Dubai - United Arab Emirates









Initial characteristics of the beach :

One of the most beautiful natural beaches in Jumeirah, Dubai was suffering from severe erosion. Located next to luxurious hotels, including the Burj Al Arab, the beach was losing 2 meters of sand per year, and even more locally. The construction of gigantic man-made islands on the coast of Dubai has led to major changes in coastal sediment dynamics, resulting in serious erosion on the neighboring beaches.



In order to fight erosion, the management teams of the hotels located on the beach were spending hundreds of thousands of dollars in sand nourishment.



In 2010,  ECOPLAGE was contacted to study the potential of a drainage system on this beach to stabilize it and reduce erosion. Convinced by the project, the hotels' management teams ordered a feasibility study in March 2011. ECOPLAGE designed a drainage system to protect 1000 linear meters of the retreating beach. Moreover, the water produced by the Ecoplage® technology re-oxygenates the artificial lagoons located behind the beach. The system is also planned to be combined with initial sand nourishment in order to recover enough beach width for the tourists.

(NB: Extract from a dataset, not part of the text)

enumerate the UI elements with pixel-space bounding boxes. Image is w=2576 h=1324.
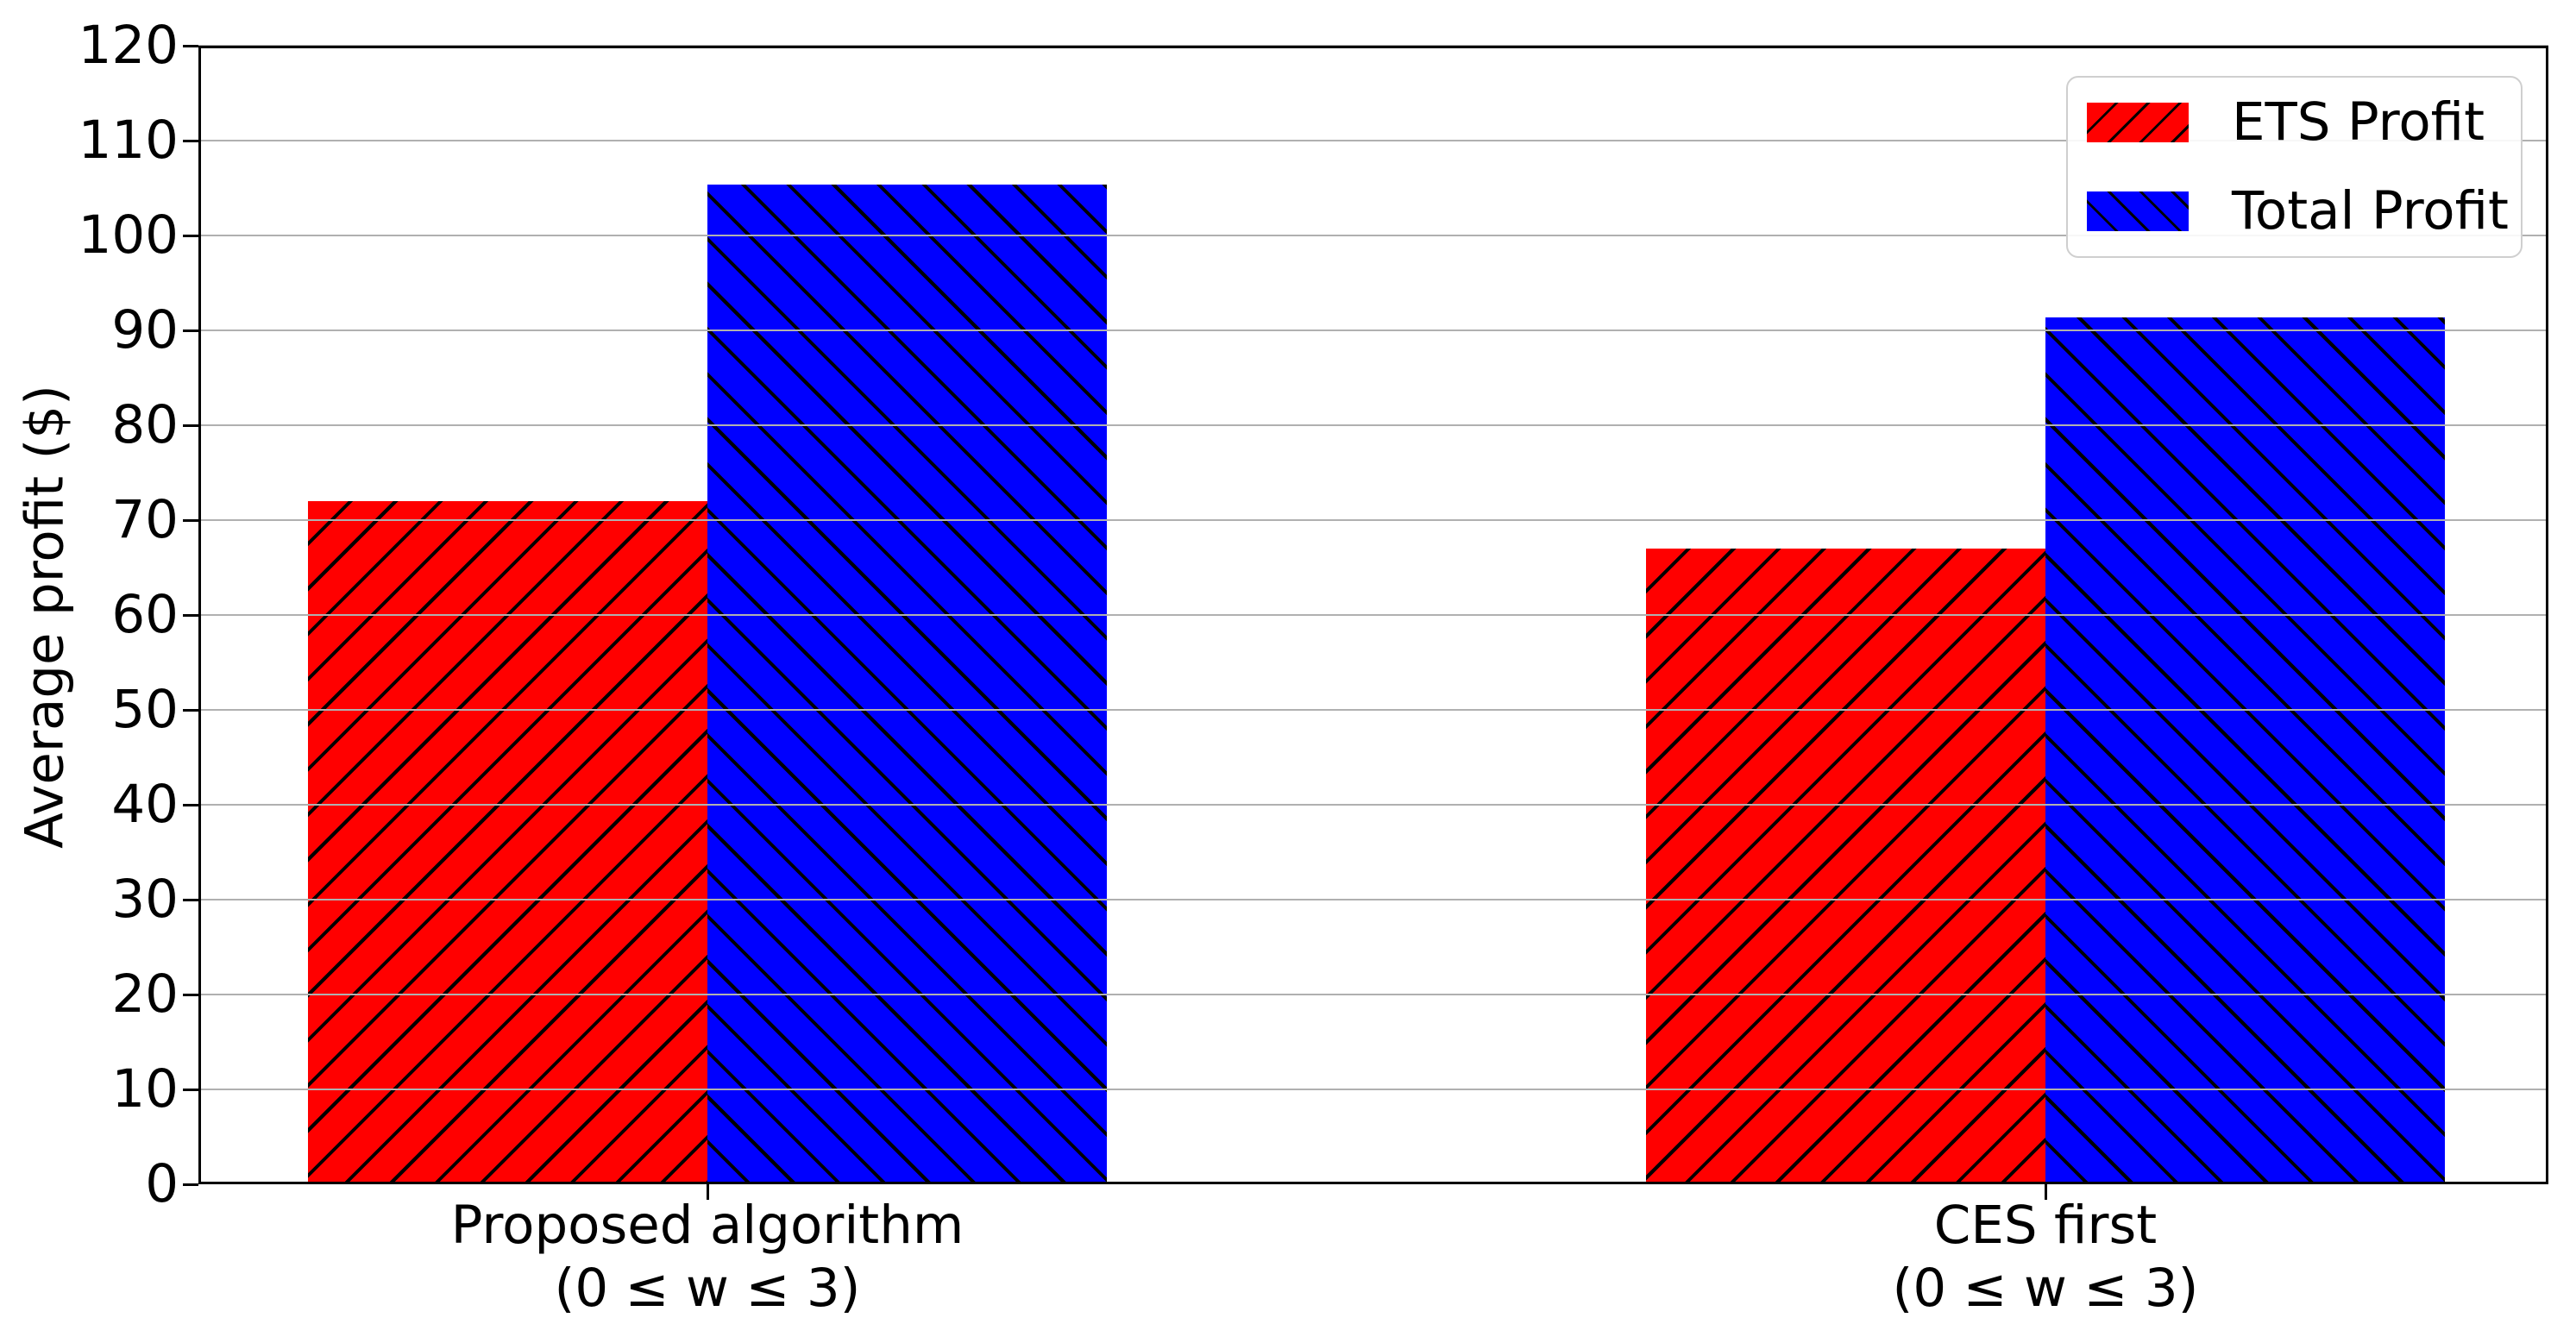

In July 2011, the order was made to start the project. After an intense month of preparation and mobilization, the works started August of 2011 and ended in October that same year.




The system consists of :

  • 2 beams of drains in the North of the beach (475m) and the South (525m). The South beam has the constraint of passing under a jetty
  • A central collector pipe where drains meet
  • A lift station including 3 pumps, for a maximum capacity of 1000m3/h.
  • A discharge outlet to oxygenate the artificial lagoons with the highly filtered sea water produced by the system




Post installation :

After 3 years using the Ecoplage® technology, results show that the erosion of the beach has been reduced by 100%. The hotel has no more need for further external sand nourishment. Indeed, the accumulating part north of the beach could compensate the eroding southern beach with a simple backpass system to widen the whole beach. 

Thanks to the system, the existing microcliff disappeared and led to a gentle slope beach.